Encrypted secrets at rest

SSH keys and sensitive data are encrypted with AES-256-GCM before storage in Neon Postgres. API responses never include raw secrets — only boolean flags.

Browser-direct delivery

LLM API keys travel directly from your browser to the VPS via Tailscale HTTPS. They never transit through Vercel or any third-party server.

Automatic key rotation

After provisioning completes, SSH keys are automatically rotated server-side. The VPS generates a fresh keypair, the old key is replaced in the database, and no manual intervention is needed. Zero downtime, zero browser involvement.

POST /api/rotate-ssh-key · server-side only · new key saved to encrypted DB

Credential cleanup

Temporary credentials are wiped as soon as they're no longer needed. Hetzner API tokens are deleted from the database after server setup completes. The principle: store the minimum secrets for the minimum time.

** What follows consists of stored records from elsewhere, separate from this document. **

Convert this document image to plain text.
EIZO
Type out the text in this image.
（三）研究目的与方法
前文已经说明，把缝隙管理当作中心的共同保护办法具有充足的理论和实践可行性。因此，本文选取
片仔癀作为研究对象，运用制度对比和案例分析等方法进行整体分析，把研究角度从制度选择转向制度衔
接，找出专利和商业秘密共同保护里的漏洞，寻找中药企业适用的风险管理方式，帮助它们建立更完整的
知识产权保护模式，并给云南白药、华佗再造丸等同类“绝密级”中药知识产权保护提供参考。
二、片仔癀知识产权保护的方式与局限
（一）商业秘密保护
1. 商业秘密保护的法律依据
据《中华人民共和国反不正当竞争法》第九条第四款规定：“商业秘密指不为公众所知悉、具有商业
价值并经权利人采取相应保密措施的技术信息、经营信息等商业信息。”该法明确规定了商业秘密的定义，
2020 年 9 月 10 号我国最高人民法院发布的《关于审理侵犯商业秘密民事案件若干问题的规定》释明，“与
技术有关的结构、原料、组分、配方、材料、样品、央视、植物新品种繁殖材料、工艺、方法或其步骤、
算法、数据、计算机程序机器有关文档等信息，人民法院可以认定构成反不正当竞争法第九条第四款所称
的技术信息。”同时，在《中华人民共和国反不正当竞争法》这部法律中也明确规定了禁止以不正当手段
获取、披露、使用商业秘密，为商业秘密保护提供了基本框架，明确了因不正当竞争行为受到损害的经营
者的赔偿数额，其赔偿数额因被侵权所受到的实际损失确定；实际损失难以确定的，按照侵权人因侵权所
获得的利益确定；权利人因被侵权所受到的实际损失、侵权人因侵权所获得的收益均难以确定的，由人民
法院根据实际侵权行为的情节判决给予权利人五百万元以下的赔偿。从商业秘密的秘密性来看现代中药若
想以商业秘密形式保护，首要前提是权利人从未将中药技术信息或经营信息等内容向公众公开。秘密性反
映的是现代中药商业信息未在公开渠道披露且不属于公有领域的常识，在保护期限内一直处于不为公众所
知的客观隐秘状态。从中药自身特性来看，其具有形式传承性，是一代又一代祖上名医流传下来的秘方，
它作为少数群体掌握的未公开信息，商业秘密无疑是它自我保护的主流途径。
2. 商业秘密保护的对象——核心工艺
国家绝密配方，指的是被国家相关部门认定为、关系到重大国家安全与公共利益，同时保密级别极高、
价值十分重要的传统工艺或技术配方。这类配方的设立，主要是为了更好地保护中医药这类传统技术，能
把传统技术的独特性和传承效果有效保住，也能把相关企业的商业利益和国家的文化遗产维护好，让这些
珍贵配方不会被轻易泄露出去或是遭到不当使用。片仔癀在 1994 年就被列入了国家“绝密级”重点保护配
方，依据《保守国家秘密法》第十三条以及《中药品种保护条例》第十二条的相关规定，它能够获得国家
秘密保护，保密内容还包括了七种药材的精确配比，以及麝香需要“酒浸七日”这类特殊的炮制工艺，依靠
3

clearAgentHetznerToken() · runs after setup completion · irreversible delete

Architecture overview

The proxy runs as a lightweight Node.js process on the host, separate from the Docker container. SSH keys stay in the encrypted database. Here's a simplified view of the setup.

architecture.yml
# Docker Compose (simplified)
services:
  openclaw-gateway:
    image: ghcr.io/.../openclaw:latest
    extra_hosts:
      - "host.docker.internal:host-gateway"
    # Volume does NOT include /root/.model-keys.json

# Gateway config (generated during provisioning)
# models.providers[].baseUrl: "http://host.docker.internal:3101/proxy/<id>"
# models.providers[].apiKey: "proxy-managed"
# ↑ Proxy URL baked into config — no env var needed

# Host-side proxy (vps-api/server.mjs, port 3101)
# Reads /root/.model-keys.json (mode 600) → injects auth headers
# Accepts only Docker bridge IPs (172.16.0.0/12)

# SSH keys:
# Generated via ssh-keygen on server → encrypted → stored in Neon Postgres
# Server-side API routes read from DB — never sent to browser
# Rotated automatically after provisioning completes

Typical setup vs. Cannes

Most AI agent platforms pass API keys directly to the container and return secrets in API responses. Cannes takes a fundamentally different approach.

Typical
Cannes
API key storage
Environment variable in container
Host-only file, mode 600
Key visibility to agent
Fully visible (env var)
Never visible (proxy-managed)
SSH key handling
Sent to browser, stored in sessionStorage
Never leaves server — DB only
Container compromise
All keys exposed
No keys accessible
Secrets in API responses
Tokens and keys returned in JSON
Zero secrets — boolean flags only
Key rotation
Redeploy container
Automatic, server-side, zero downtime
Key delivery path
Via platform cloud (vendor sees keys)
Browser-direct via Tailscale HTTPS
Infrastructure ownership
Vendor cloud (shared)
Your VPS (dedicated)

Security you can verify

Fully open source. Self-hosted on your own VPS. Zero secrets in API responses. Audit the code, control the keys, own the data.